Rudolf Vojtěch Špillar (11 February 1878 – 22 March 1949) was a Czech painter and photographer. He wrote several manuals on the subject.

== Life and work ==
Špillar was born on 11 February 1878 in Plzeň. His father was a financial officer for the city of Plzeň. His brothers, Jaroslav and Karel also became painters. After completing his primary education, he found a position as a civil servant and worked as an amateur photographer; one of the first to practice pictorialism. In 1908, together with a professional photographer named Jan Špriňar, he wrote a Compendium of Practical Photography for Amateurs. It became very popular throughout Austria-Hungary and was reissued in several new editions after the establishment of Czechoslovakia. In 1918, he began writing The Science of Photography, which included contributions by Jindra Imlauf (1881–1921) and Jaroslav Milbauer.

He often stayed at Jaroslav's villa in Pec, and his death in 1917 may have prompted Rudolf to enter a special school, operated by Vratislav Nechleba at the Academy of Fine Arts, Prague, which he attended until 1923. After that, he undertook several study trips to Germany, France and Italy.
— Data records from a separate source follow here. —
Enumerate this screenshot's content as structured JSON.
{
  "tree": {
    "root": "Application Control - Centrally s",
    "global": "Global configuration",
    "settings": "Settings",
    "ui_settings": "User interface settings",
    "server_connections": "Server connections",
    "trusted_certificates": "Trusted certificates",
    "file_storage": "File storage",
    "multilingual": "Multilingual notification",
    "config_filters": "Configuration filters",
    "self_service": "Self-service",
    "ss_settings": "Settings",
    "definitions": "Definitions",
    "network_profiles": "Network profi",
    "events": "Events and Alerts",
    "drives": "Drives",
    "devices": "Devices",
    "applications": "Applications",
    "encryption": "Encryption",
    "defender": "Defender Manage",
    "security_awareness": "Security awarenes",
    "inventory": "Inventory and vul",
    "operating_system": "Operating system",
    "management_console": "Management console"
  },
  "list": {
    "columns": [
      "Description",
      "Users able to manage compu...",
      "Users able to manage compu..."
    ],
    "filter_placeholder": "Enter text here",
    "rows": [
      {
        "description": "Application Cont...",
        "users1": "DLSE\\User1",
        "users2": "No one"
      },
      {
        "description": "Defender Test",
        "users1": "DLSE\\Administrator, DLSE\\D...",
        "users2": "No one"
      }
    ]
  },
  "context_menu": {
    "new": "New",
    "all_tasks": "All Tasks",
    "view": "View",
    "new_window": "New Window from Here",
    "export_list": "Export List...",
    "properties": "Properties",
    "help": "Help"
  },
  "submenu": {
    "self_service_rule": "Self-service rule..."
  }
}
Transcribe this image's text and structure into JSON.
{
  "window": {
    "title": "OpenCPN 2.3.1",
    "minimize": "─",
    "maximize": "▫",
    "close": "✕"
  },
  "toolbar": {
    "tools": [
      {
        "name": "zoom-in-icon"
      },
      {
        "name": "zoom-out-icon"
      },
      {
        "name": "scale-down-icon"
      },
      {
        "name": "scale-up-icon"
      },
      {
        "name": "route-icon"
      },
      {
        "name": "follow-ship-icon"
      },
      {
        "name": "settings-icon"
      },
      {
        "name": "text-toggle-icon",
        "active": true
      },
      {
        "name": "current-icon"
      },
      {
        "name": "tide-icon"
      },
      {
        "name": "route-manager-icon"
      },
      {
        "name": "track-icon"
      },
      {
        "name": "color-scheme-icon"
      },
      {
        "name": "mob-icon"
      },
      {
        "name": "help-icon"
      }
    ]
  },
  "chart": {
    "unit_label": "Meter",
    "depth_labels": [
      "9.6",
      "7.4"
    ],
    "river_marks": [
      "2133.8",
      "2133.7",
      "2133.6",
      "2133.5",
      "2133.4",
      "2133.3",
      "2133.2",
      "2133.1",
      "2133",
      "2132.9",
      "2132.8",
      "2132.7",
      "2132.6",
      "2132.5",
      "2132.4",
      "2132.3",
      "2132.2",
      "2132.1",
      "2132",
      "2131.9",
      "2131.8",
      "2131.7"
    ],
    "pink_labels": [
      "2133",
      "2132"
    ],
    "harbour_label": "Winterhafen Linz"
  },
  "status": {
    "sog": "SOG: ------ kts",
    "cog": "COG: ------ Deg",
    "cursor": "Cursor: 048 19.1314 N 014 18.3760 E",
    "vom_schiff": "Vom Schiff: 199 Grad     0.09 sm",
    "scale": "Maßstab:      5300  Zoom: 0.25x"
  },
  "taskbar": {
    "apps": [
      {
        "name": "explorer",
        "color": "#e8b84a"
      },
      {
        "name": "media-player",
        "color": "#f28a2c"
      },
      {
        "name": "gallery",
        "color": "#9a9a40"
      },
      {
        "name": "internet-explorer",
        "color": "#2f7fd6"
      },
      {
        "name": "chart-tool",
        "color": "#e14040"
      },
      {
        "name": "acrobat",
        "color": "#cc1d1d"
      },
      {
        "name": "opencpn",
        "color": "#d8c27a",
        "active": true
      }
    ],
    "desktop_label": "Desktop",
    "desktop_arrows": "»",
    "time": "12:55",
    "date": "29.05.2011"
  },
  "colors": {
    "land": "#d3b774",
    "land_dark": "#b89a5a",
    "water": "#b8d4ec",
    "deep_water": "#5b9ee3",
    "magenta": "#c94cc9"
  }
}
He came to specialize in still-lifes, nudes, portraits and landscapes. Despite becoming quite proficient, he remained mostly an amateur as a painter, although he exhibited regularly at the Rubeš Gallery. His total output was, as might be expected, rather small.

He died on 22 March 1949 in Prague at the age of 71 and was interred at the Vinohrady Cemetery. Many of his works may be seen at the Špillar Brothers Gallery in Domažlice.